BOJ rate hike expectations push bond yields higher

Roymond
By Roymond
3 Min Read

The financial markets are adjusting to the likelihood of the Bank of Japan (BOJ) raising interest rates sooner and to higher levels than previously anticipated, due to hawkish signals from the central bank and persistent inflation.

According to Reuters, this shift in expectations has led to a significant increase in Japanese bond yields, reaching levels not seen since 2010 for the benchmark 10-year yield and since 2008 for the five-year yield.

Mitsubishi UFJ (NYSE: MUFG) Morgan Stanley (NYSE: MS) Securities has revised its forecast, now expecting the BOJ to raise its interest rates to 0.75% in July, up from the current 0.5%, and not in the previously projected October-December timeframe. The firm also anticipates a subsequent rate hike to 1.0% by January 2026, earlier than its initial expectation of the final quarter of that year. These revisions come amid signs that inflationary pressures are likely to persist.

The Japanese government’s solid gross domestic product (GDP) data for October-December, coupled with recent strong inflation figures, have contributed to a stronger yen and higher bond yields, reinforcing the anticipation of an imminent rate increase. Markets are keenly awaiting a speech and news conference by BOJ board member Hajime Takata on Wednesday for further insights into the central bank’s rate hike strategy.
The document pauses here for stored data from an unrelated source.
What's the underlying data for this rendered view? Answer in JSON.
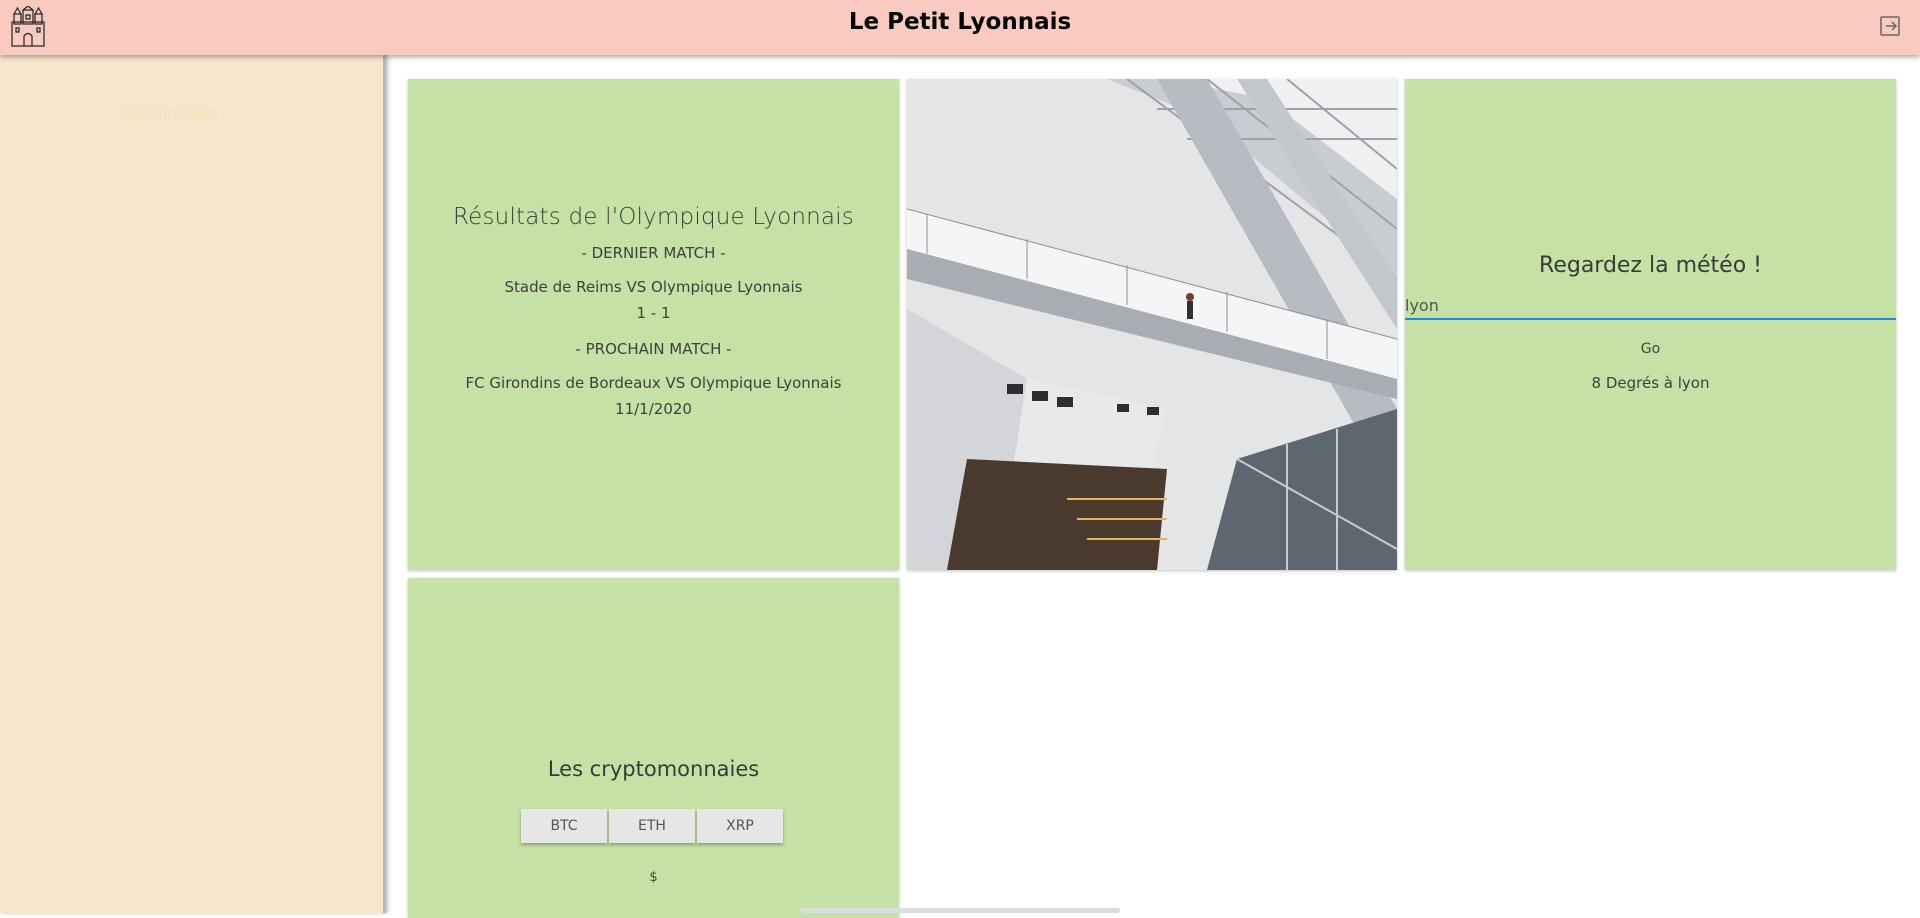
{
  "header": {
    "title": "Le Petit Lyonnais",
    "logo_icon": "castle-icon",
    "logout_icon": "logout-icon",
    "background": "#f9cac0"
  },
  "sidebar": {
    "background": "#f7e6cc",
    "link": "Déconnexion"
  },
  "ol_card": {
    "title": "Résultats de l'Olympique Lyonnais",
    "last_match_label": "- DERNIER MATCH -",
    "last_match_teams": "Stade de Reims VS Olympique Lyonnais",
    "last_match_score": "1 - 1",
    "next_match_label": "- PROCHAIN MATCH -",
    "next_match_teams": "FC Girondins de Bordeaux VS Olympique Lyonnais",
    "next_match_date": "11/1/2020",
    "background": "#c5e1a5"
  },
  "image_card": {
    "alt_icon": "museum-interior-photo"
  },
  "meteo_card": {
    "title": "Regardez la météo !",
    "input_value": "lyon",
    "go_label": "Go",
    "result": "8 Degrés à lyon"
  },
  "crypto_card": {
    "title": "Les cryptomonnaies",
    "buttons": [
      "BTC",
      "ETH",
      "XRP"
    ],
    "value": "$"
  }
}
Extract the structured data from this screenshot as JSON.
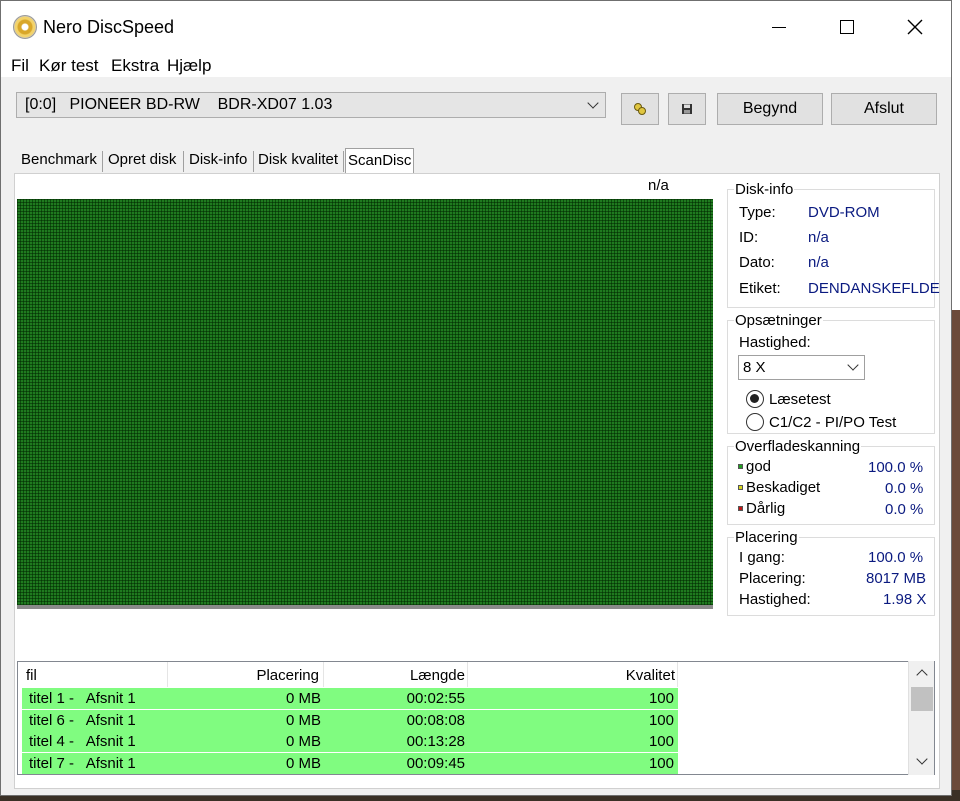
{
  "window": {
    "title": "Nero DiscSpeed",
    "controls": {
      "minimize": "minimize-icon",
      "maximize": "maximize-icon",
      "close": "close-icon"
    }
  },
  "menu": [
    "Fil",
    "Kør test",
    "Ekstra",
    "Hjælp"
  ],
  "toolbar": {
    "drive": "[0:0]   PIONEER BD-RW    BDR-XD07 1.03",
    "start_label": "Begynd",
    "exit_label": "Afslut"
  },
  "tabs": [
    "Benchmark",
    "Opret disk",
    "Disk-info",
    "Disk kvalitet",
    "ScanDisc"
  ],
  "active_tab": "ScanDisc",
  "scan": {
    "top_label": "n/a"
  },
  "disk_info": {
    "title": "Disk-info",
    "rows": [
      {
        "label": "Type:",
        "value": "DVD-ROM"
      },
      {
        "label": "ID:",
        "value": "n/a"
      },
      {
        "label": "Dato:",
        "value": "n/a"
      },
      {
        "label": "Etiket:",
        "value": "DENDANSKEFLDE"
      }
    ]
  },
  "settings": {
    "title": "Opsætninger",
    "speed_label": "Hastighed:",
    "speed_value": "8 X",
    "radio_read": "Læsetest",
    "radio_c1c2": "C1/C2 - PI/PO Test",
    "selected": "read"
  },
  "surface": {
    "title": "Overfladeskanning",
    "rows": [
      {
        "label": "god",
        "value": "100.0 %",
        "color": "#1fa01f"
      },
      {
        "label": "Beskadiget",
        "value": "0.0 %",
        "color": "#d8d820"
      },
      {
        "label": "Dårlig",
        "value": "0.0 %",
        "color": "#c01818"
      }
    ]
  },
  "position": {
    "title": "Placering",
    "rows": [
      {
        "label": "I gang:",
        "value": "100.0 %"
      },
      {
        "label": "Placering:",
        "value": "8017 MB"
      },
      {
        "label": "Hastighed:",
        "value": "1.98 X"
      }
    ]
  },
  "table": {
    "headers": [
      "fil",
      "Placering",
      "Længde",
      "Kvalitet"
    ],
    "rows": [
      {
        "fil": "titel 1 -   Afsnit 1",
        "placering": "0 MB",
        "laengde": "00:02:55",
        "kvalitet": "100"
      },
      {
        "fil": "titel 6 -   Afsnit 1",
        "placering": "0 MB",
        "laengde": "00:08:08",
        "kvalitet": "100"
      },
      {
        "fil": "titel 4 -   Afsnit 1",
        "placering": "0 MB",
        "laengde": "00:13:28",
        "kvalitet": "100"
      },
      {
        "fil": "titel 7 -   Afsnit 1",
        "placering": "0 MB",
        "laengde": "00:09:45",
        "kvalitet": "100"
      }
    ],
    "row_color": "#80fc80"
  }
}
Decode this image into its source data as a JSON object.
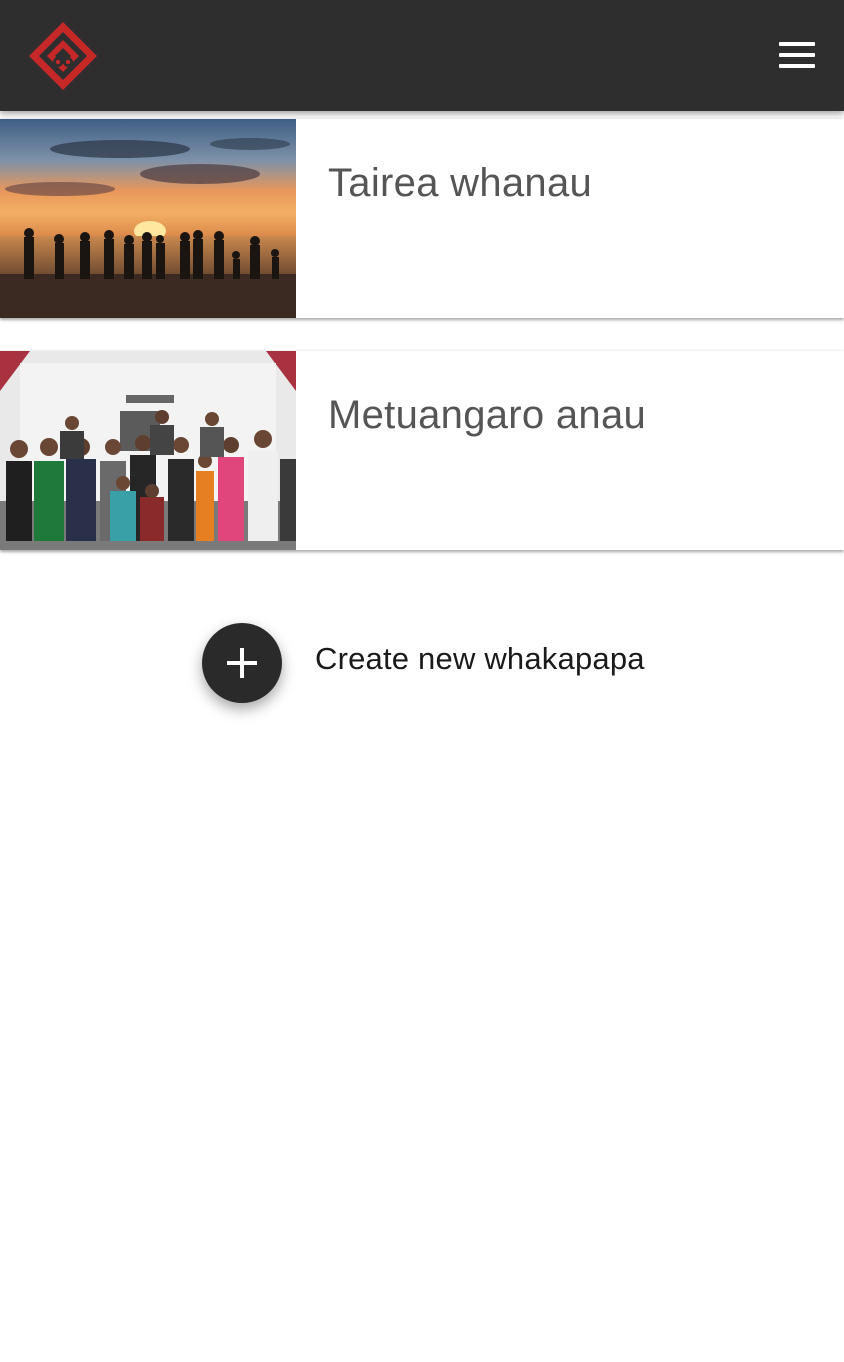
{
  "header": {
    "logo_icon": "diamond-house-logo-icon",
    "menu_icon": "hamburger-menu-icon",
    "background_color": "#2e2e2e",
    "logo_color": "#c62828"
  },
  "whakapapa_list": [
    {
      "title": "Tairea whanau",
      "image": "family-silhouette-sunset-photo"
    },
    {
      "title": "Metuangaro anau",
      "image": "family-group-photo-marae"
    }
  ],
  "create": {
    "label": "Create new whakapapa",
    "icon": "plus-icon"
  }
}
In January, the BOJ raised short-term rates to 0.5% and indicated its readiness for further hikes, signaling confidence in the economy’s progress towards sustainably achieving its 2% inflation target.

A recent quarterly report from the BOJ discussed how chronic labor shortages are leading to wage-driven inflation, supporting the case for additional rate increases. BOJ Deputy Governor Ryozo Himino and board member Naoki Tamura have also expressed views that real interest rates should not remain negative for an extended period, with Tamura suggesting rates should reach at least 1% by early 2026.

Former BOJ board member Makoto Sakurai expects the BOJ to raise rates to at least 1.5% within the next two years. The International Monetary Fund (IMF) estimates Japan’s neutral rate, at which policy neither slows nor stimulates growth, to be between 1% and 2%, and anticipates the BOJ to raise rates to around the mid-point of 1.5% by the end of 2027.

U.S. President Donald Trump’s focus on trade imbalances could indirectly support BOJ rate hikes, as it may diminish the Japanese government’s traditional resistance to a stronger yen and higher rates. U.S. Treasury Secretary Scott Bessent’s recent statement on scrutinizing currency manipulation as part of tariff policy considerations could also influence Japan’s stance on its currency value and interest rates.